Вообще-то Балабанов соврал, телевидение у них в таёжном районе отменили по причине идущих в стране реформ ещё лет десять назад, да так и не успели восстановить. Поэтому на экран сибиряк смотрел с большим интересом. Диких роз было целых две, хотя, не исключено, что роза была одна, но страдающая шизофренией. Во всяком случае, Балабанов к однозначному выводу на её счёт так и не пришёл, видимо не хватило аналитического дара. Дикая роза не только искала своих пропавших близнецов, но и без конца отвлекалась на торговлю прокладками с крылышками и без, да ещё и жевала какой-то «Дирол» с ксилитом. А потом на экран вылез неопознанный Балабановым Хулио с наглым заявлением, что надо-де чаще встречаться. С кем собирался встречаться этот до сих пор не появлявшийся на экране субъект, Балабанов так и не понял. Но новый Хулио ему почему-то не понравился. И хотя пил он всего лить пиво в компании двух бомжей, капитан по опыту знал, что пивом дело не ограничится, и упьются часто встречающиеся водкой до посинения. А дикой розе Балабанов настоятельно рекомендовал бы держаться подальше от этого Хулио и жевать «Дирол» во избежание кариозных монстров.
Кино закончилось на самом интересном месте, в джунгли приехала Ася с белоснежным постельным бельём и загадочным порошком от москитов. Балабанов гнуса не любил и сейчас сожалел о том, что не запомнил названия чудодейственного средства.
– А чем дело закончилось? – спросил капитан у Хулио-Альберто. – Нашла она своих детей или не нашла?
– Ребёнок был один, – поправил его Хулио-Игнасио. – Хуанито. – Да где же один, – возмутился Балабанов. – Целая банда. Я же помню, как они пили «Несквик». А один вполне подросший охламон всё повторял «мы любим бывать у Нади». – У какой Нади? – удивился Хулио-Игнасио. – Не было там Нади!
Спорить со старым свихнувшимся Хулио Балабанов не стал. Хотя будь на месте психованного деда нормальный мужик, капитан в два счёта бы ему доказал, что Надя то ли племянница дикой розы, то ли двоюродная сестра.
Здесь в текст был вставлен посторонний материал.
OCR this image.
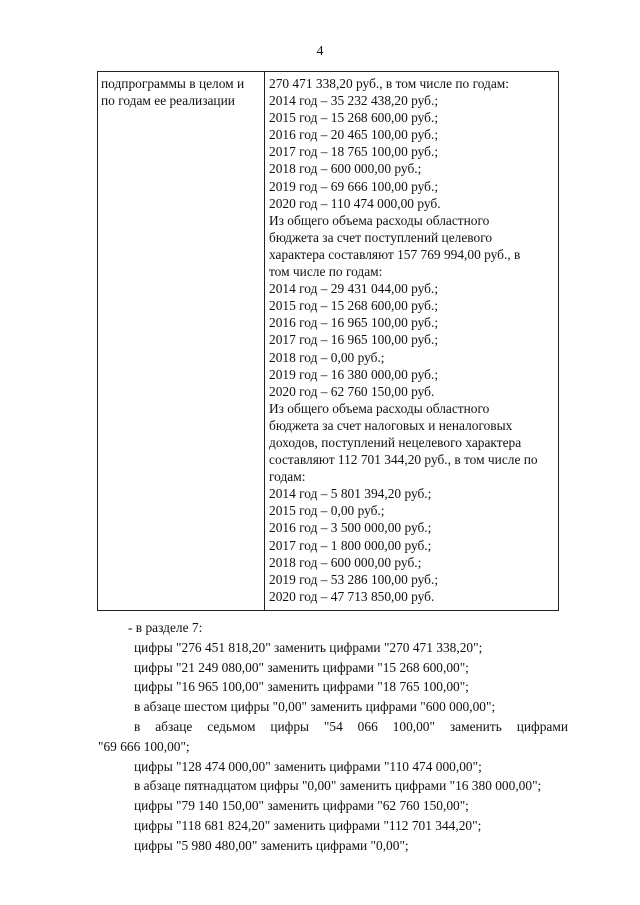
4
подпрограммы в целом и
по годам ее реализации

270 471 338,20 руб., в том числе по годам:
2014 год – 35 232 438,20 руб.;
2015 год – 15 268 600,00 руб.;
2016 год – 20 465 100,00 руб.;
2017 год – 18 765 100,00 руб.;
2018 год – 600 000,00 руб.;
2019 год – 69 666 100,00 руб.;
2020 год – 110 474 000,00 руб.
Из общего объема расходы областного
бюджета за счет поступлений целевого
характера составляют 157 769 994,00 руб., в
том числе по годам:
2014 год – 29 431 044,00 руб.;
2015 год – 15 268 600,00 руб.;
2016 год – 16 965 100,00 руб.;
2017 год – 16 965 100,00 руб.;
2018 год – 0,00 руб.;
2019 год – 16 380 000,00 руб.;
2020 год – 62 760 150,00 руб.
Из общего объема расходы областного
бюджета за счет налоговых и неналоговых
доходов, поступлений нецелевого характера
составляют 112 701 344,20 руб., в том числе по
годам:
2014 год – 5 801 394,20 руб.;
2015 год – 0,00 руб.;
2016 год – 3 500 000,00 руб.;
2017 год – 1 800 000,00 руб.;
2018 год – 600 000,00 руб.;
2019 год – 53 286 100,00 руб.;
2020 год – 47 713 850,00 руб.
- в разделе 7:
цифры "276 451 818,20" заменить цифрами "270 471 338,20";
цифры "21 249 080,00" заменить цифрами "15 268 600,00";
цифры "16 965 100,00" заменить цифрами "18 765 100,00";
в абзаце шестом цифры "0,00" заменить цифрами "600 000,00";
в абзаце седьмом цифры "54 066 100,00" заменить цифрами
"69 666 100,00";
цифры "128 474 000,00" заменить цифрами "110 474 000,00";
в абзаце пятнадцатом цифры "0,00" заменить цифрами "16 380 000,00";
цифры "79 140 150,00" заменить цифрами "62 760 150,00";
цифры "118 681 824,20" заменить цифрами "112 701 344,20";
цифры "5 980 480,00" заменить цифрами "0,00";
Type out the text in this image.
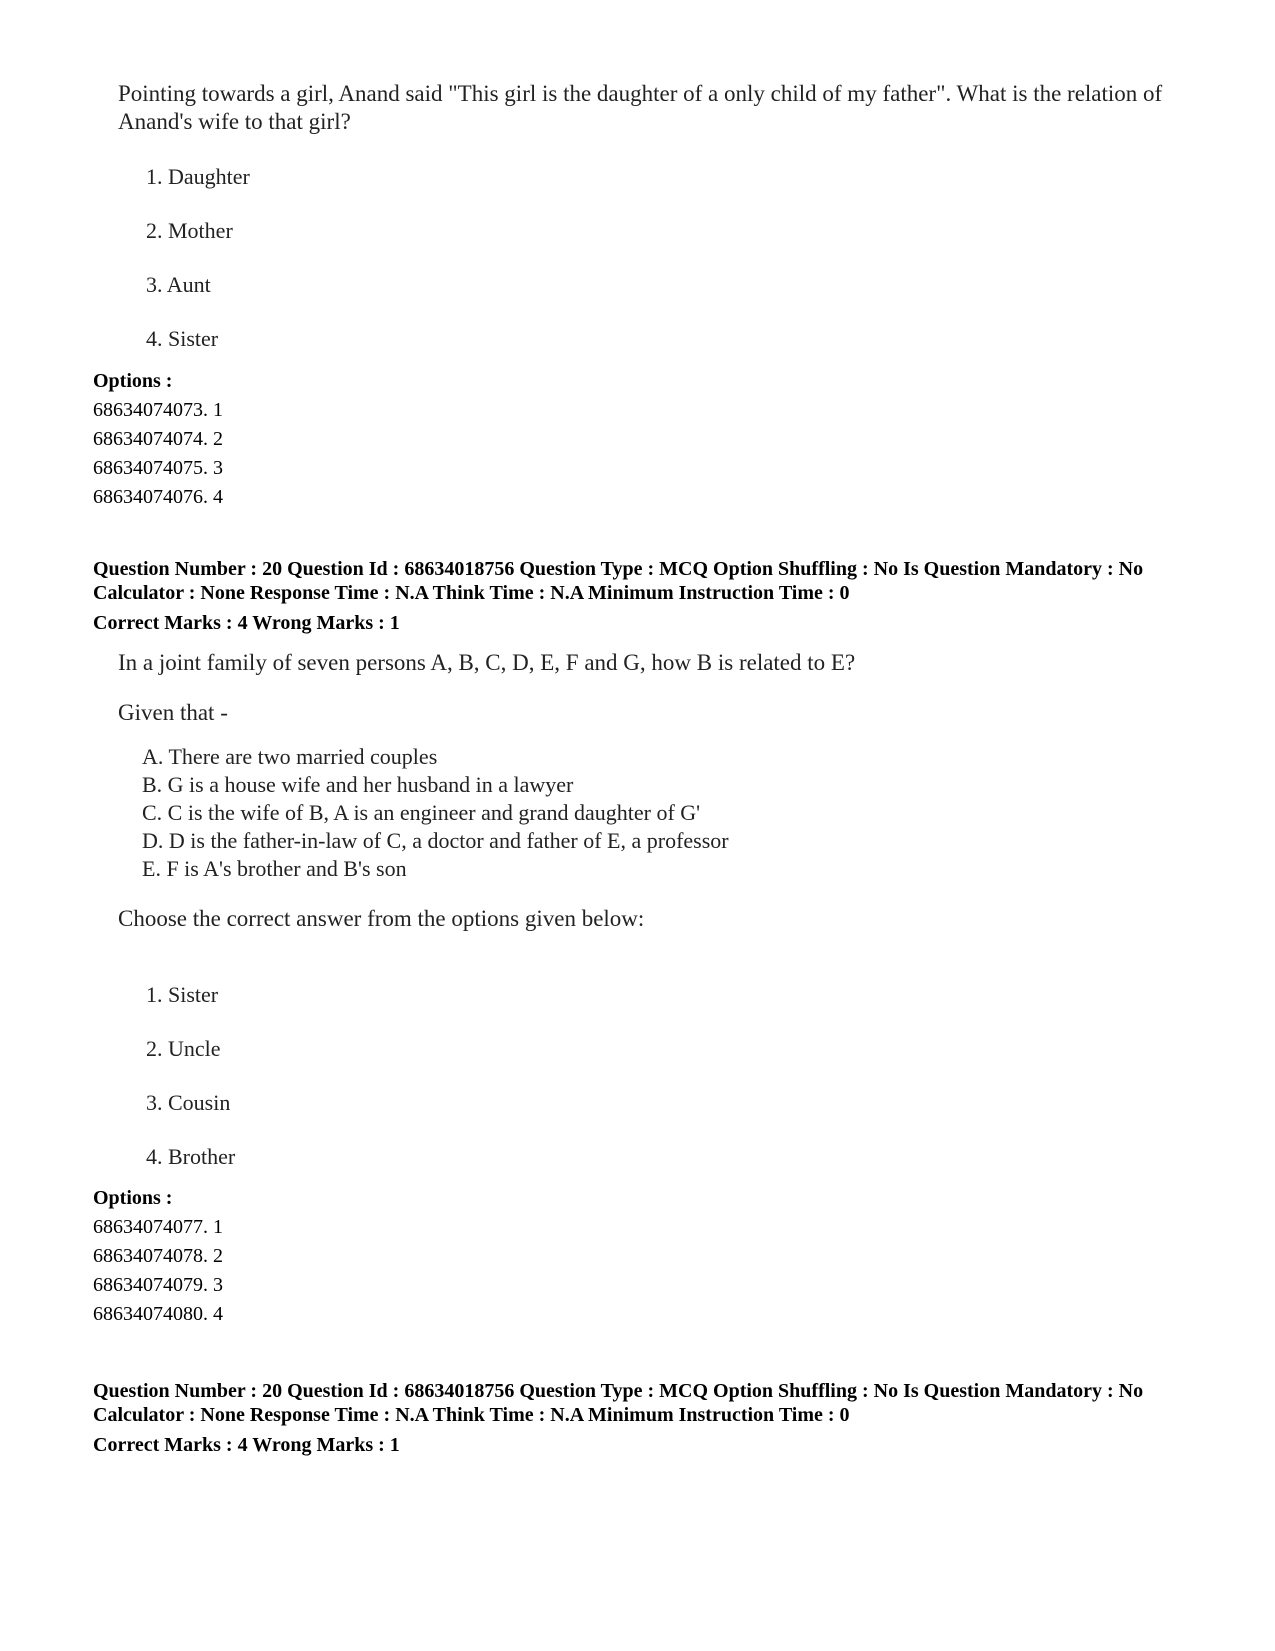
Pointing towards a girl, Anand said "This girl is the daughter of a only child of my father". What is the relation of Anand's wife to that girl?
1. Daughter
2. Mother
3. Aunt
4. Sister
Options :
68634074073. 1
68634074074. 2
68634074075. 3
68634074076. 4
Question Number : 20 Question Id : 68634018756 Question Type : MCQ Option Shuffling : No Is Question Mandatory : No Calculator : None Response Time : N.A Think Time : N.A Minimum Instruction Time : 0
Correct Marks : 4 Wrong Marks : 1
In a joint family of seven persons A, B, C, D, E, F and G, how B is related to E?
Given that -
A. There are two married couples
B. G is a house wife and her husband in a lawyer
C. C is the wife of B, A is an engineer and grand daughter of G'
D. D is the father-in-law of C, a doctor and father of E, a professor
E. F is A's brother and B's son
Choose the correct answer from the options given below:
1. Sister
2. Uncle
3. Cousin
4. Brother
Options :
68634074077. 1
68634074078. 2
68634074079. 3
68634074080. 4
Question Number : 20 Question Id : 68634018756 Question Type : MCQ Option Shuffling : No Is Question Mandatory : No Calculator : None Response Time : N.A Think Time : N.A Minimum Instruction Time : 0
Correct Marks : 4 Wrong Marks : 1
А пропавший Хуанито, это, скорее всего, её ребёнок от мужика с пивом, который пить пьёт, а алименты не платит. Это их там, в джунглях, счастье, что не Балабанов у них участковый. Уж он бы навёл порядок. Все эти нечесаные Хулио ходили бы у него под ноль стриженными, и дети бы не терялись, а пили «Несквик» с молоком, зажёвывая его ксилитом.
Балабанов лежал на застеленной белой, совсем как у Аси, простынею постели и сокрушался неустроенности жизни в диких джунглях, где дикие розы, весьма симпатичные на мордашку, мечутся неприкаянные и всё время теряют то очередного Хулио, то непонятно откуда берущихся Хуанито. Другое дело у нас…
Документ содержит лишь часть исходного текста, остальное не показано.